Whistleblower estimates over $170M taken by California ‘fraudsters … with no consequences’
After drawing national attention to the scale of welfare fraud in Minnesota, Nick Shirley said California may be even worse.
“California may have the largest amount of fraud in the country,”…
After drawing national attention to the scale of welfare fraud in Minnesota, Nick Shirley said California may be even worse.
“California may have the largest amount of fraud in the country,” Shirley said in a video posted on X. “California is the state with the highest taxes and collects more money than any other state in America.”
He said he found more than $170 million in alleged fraud, including daycare fraud, “as these fraudsters live in luxury with no consequences.”
A report by the Pacific Research Institute explains how loopholes may make California’s daycare system vulnerable to abuse.
According to the institute, daycare subsidies in California do not go directly to families.
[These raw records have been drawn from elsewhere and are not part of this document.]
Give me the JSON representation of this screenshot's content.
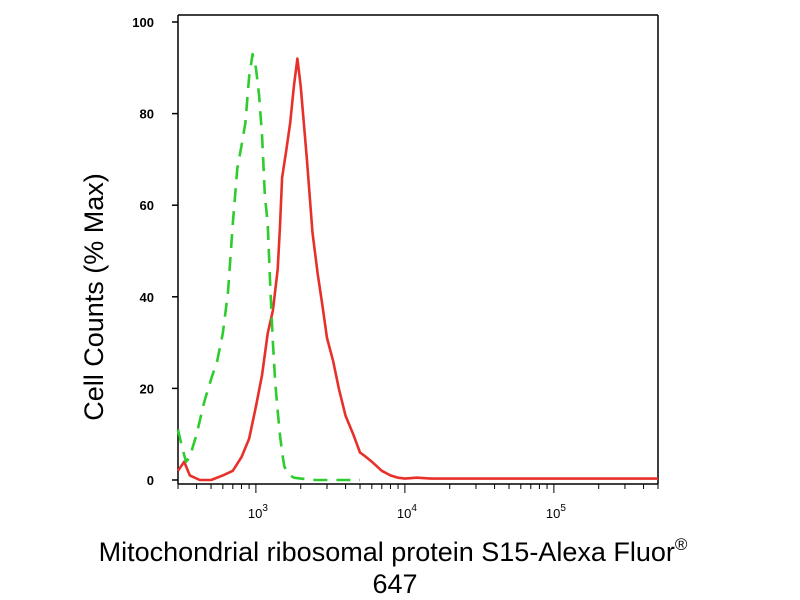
{
  "chart_data": {
    "type": "line",
    "xlabel": "Mitochondrial ribosomal protein S15-Alexa Fluor® 647",
    "xlabel_line1": "Mitochondrial ribosomal protein S15-Alexa Fluor",
    "xlabel_superscript": "®",
    "xlabel_line2": "647",
    "ylabel": "Cell Counts (% Max)",
    "xscale": "log",
    "xlim": [
      300,
      500000
    ],
    "ylim": [
      0,
      100
    ],
    "yticks": [
      0,
      20,
      40,
      60,
      80,
      100
    ],
    "ytick_labels": [
      "0",
      "20",
      "40",
      "60",
      "80",
      "100"
    ],
    "xticks": [
      1000,
      10000,
      100000
    ],
    "xtick_labels": [
      {
        "base": "10",
        "exp": "3"
      },
      {
        "base": "10",
        "exp": "4"
      },
      {
        "base": "10",
        "exp": "5"
      }
    ],
    "grid": false,
    "series": [
      {
        "color": "#e8302a",
        "style": "solid",
        "x": [
          300,
          330,
          360,
          420,
          500,
          600,
          700,
          800,
          900,
          1000,
          1100,
          1200,
          1300,
          1400,
          1450,
          1500,
          1600,
          1700,
          1800,
          1900,
          2000,
          2200,
          2400,
          2600,
          2800,
          3000,
          3300,
          3600,
          4000,
          4500,
          5000,
          5500,
          6000,
          7000,
          8000,
          9000,
          10000,
          12000,
          15000,
          20000,
          50000,
          100000,
          500000
        ],
        "y": [
          2,
          4,
          1,
          0,
          0,
          1,
          2,
          5,
          9,
          16,
          23,
          32,
          37,
          46,
          55,
          66,
          72,
          78,
          86,
          92,
          86,
          70,
          54,
          45,
          38,
          31,
          26,
          20,
          14,
          10,
          6,
          5,
          4,
          2,
          1,
          0.5,
          0.3,
          0.5,
          0.3,
          0.3,
          0.3,
          0.3,
          0.3
        ]
      },
      {
        "color": "#2ecc2e",
        "style": "dashed",
        "x": [
          300,
          320,
          340,
          360,
          400,
          450,
          500,
          550,
          600,
          650,
          700,
          750,
          800,
          850,
          900,
          950,
          1000,
          1050,
          1100,
          1150,
          1200,
          1250,
          1300,
          1350,
          1400,
          1450,
          1500,
          1550,
          1600,
          1700,
          1800,
          2000,
          2500,
          3000,
          5000
        ],
        "y": [
          11,
          7,
          4,
          5,
          10,
          17,
          22,
          26,
          32,
          41,
          56,
          68,
          73,
          78,
          88,
          93,
          90,
          84,
          75,
          62,
          56,
          42,
          30,
          21,
          15,
          10,
          6,
          3,
          2,
          1,
          0.5,
          0.3,
          0,
          0,
          0
        ]
      }
    ]
  }
}
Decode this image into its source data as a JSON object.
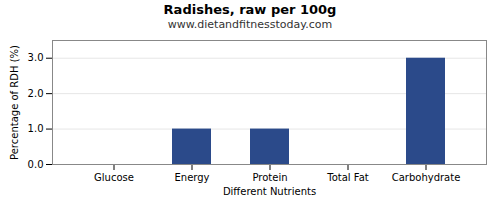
{
  "chart_data": {
    "type": "bar",
    "title": "Radishes, raw per 100g",
    "subtitle": "www.dietandfitnesstoday.com",
    "categories": [
      "Glucose",
      "Energy",
      "Protein",
      "Total Fat",
      "Carbohydrate"
    ],
    "values": [
      0.0,
      1.0,
      1.0,
      0.0,
      3.0
    ],
    "color": "#2b4a8a",
    "xlabel": "Different Nutrients",
    "ylabel": "Percentage of RDH (%)",
    "ylim": [
      0,
      3.5
    ],
    "yticks": [
      {
        "value": 0.0,
        "label": "0.0"
      },
      {
        "value": 1.0,
        "label": "1.0"
      },
      {
        "value": 2.0,
        "label": "2.0"
      },
      {
        "value": 3.0,
        "label": "3.0"
      }
    ],
    "grid": true
  }
}
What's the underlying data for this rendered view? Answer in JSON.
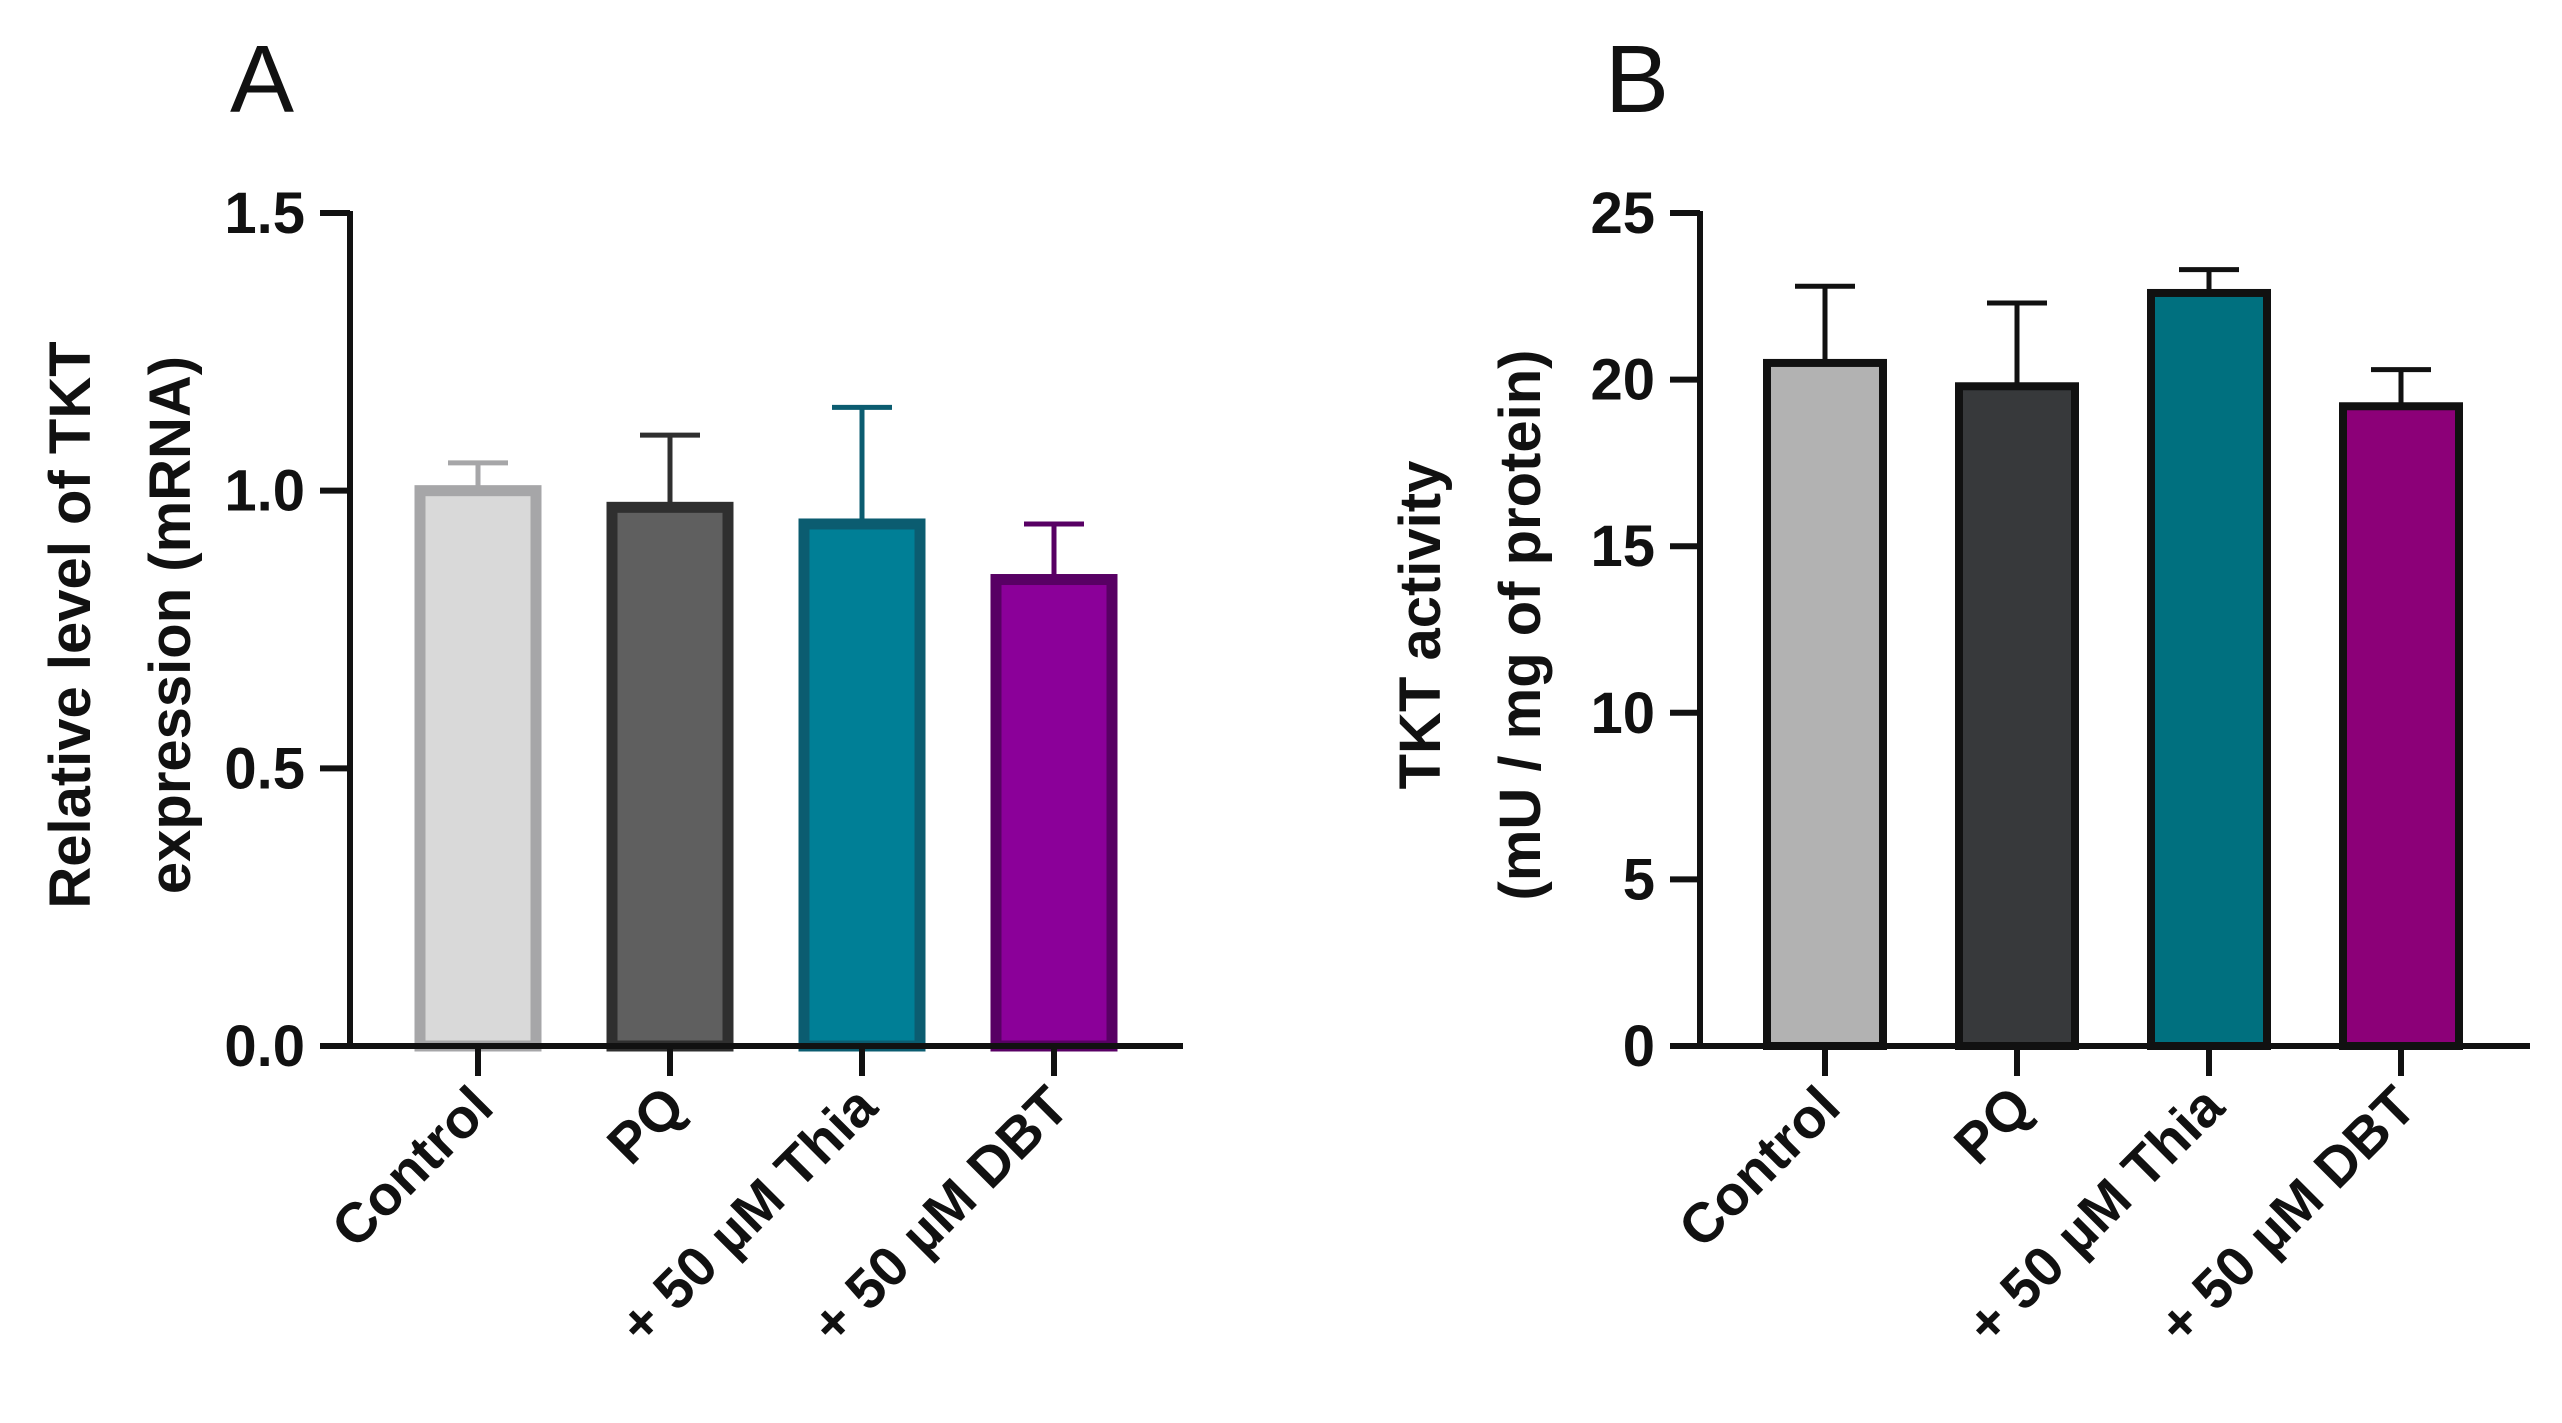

Instead, families enroll in an approved program, and the state sends money directly to the daycare provider.
The problem is that California daycares receive funding based on enrollment, not verified attendance.
“That reasoning makes sense on paper, but when public money flows based on names on a roster rather than children in a room, the system depends almost entirely on honest self-reporting and occasional inspections to catch abuse,” PRI said.
To make matters worse, the Biden administration required states to follow an enrollment-based system in 2024.
The result is what critics describe as widespread fraud, as documented by Shirley and state agencies.
“The California Department of Social Services publishes inspection reports for every licensed childcare facility in the state. Those reports show a pattern that is hard to ignore,” PRI said. “Multiple facilities with 14, 21, or even 28 children listed as enrolled were found to have zero children present during unannounced inspections conducted during normal operating hours.
“Some of those same facilities had missing enrollment records, incomplete vaccination documentation, and no infant sleep logs. Several were visited more than once within days of each other with the same result. The paperwork said the rooms were full, but the rooms were empty.”
For example, in 2024, Mohamed Muriidi Mohamed, president of a San Diego-based childcare provider, was sentenced to prison for fraud and ordered to pay $3.7 million in restitution.
Mohamed was caught through a Homeland Security investigation, not a state agency, according to PRI.
As of January, President Donald Trump took action against such fraud, freezing federal daycare funding for California, Minnesota, Colorado, Illinois and New York.
While most daycare subsidies come from the federal government, state agencies administer the programs, meaning state policies can either prevent or enable abuse.
“For too long, Democrat-led states and governors have been complicit in allowing massive amounts of fraud to occur under their watch,” said Andrew Nixon, a spokesperson for the U.S. Department of Health and Human Services.
“[The Trump administration is] ensuring that federal taxpayer dollars are being used for legitimate purposes. We will ensure these states are following the law and protecting hard-earned taxpayer money.”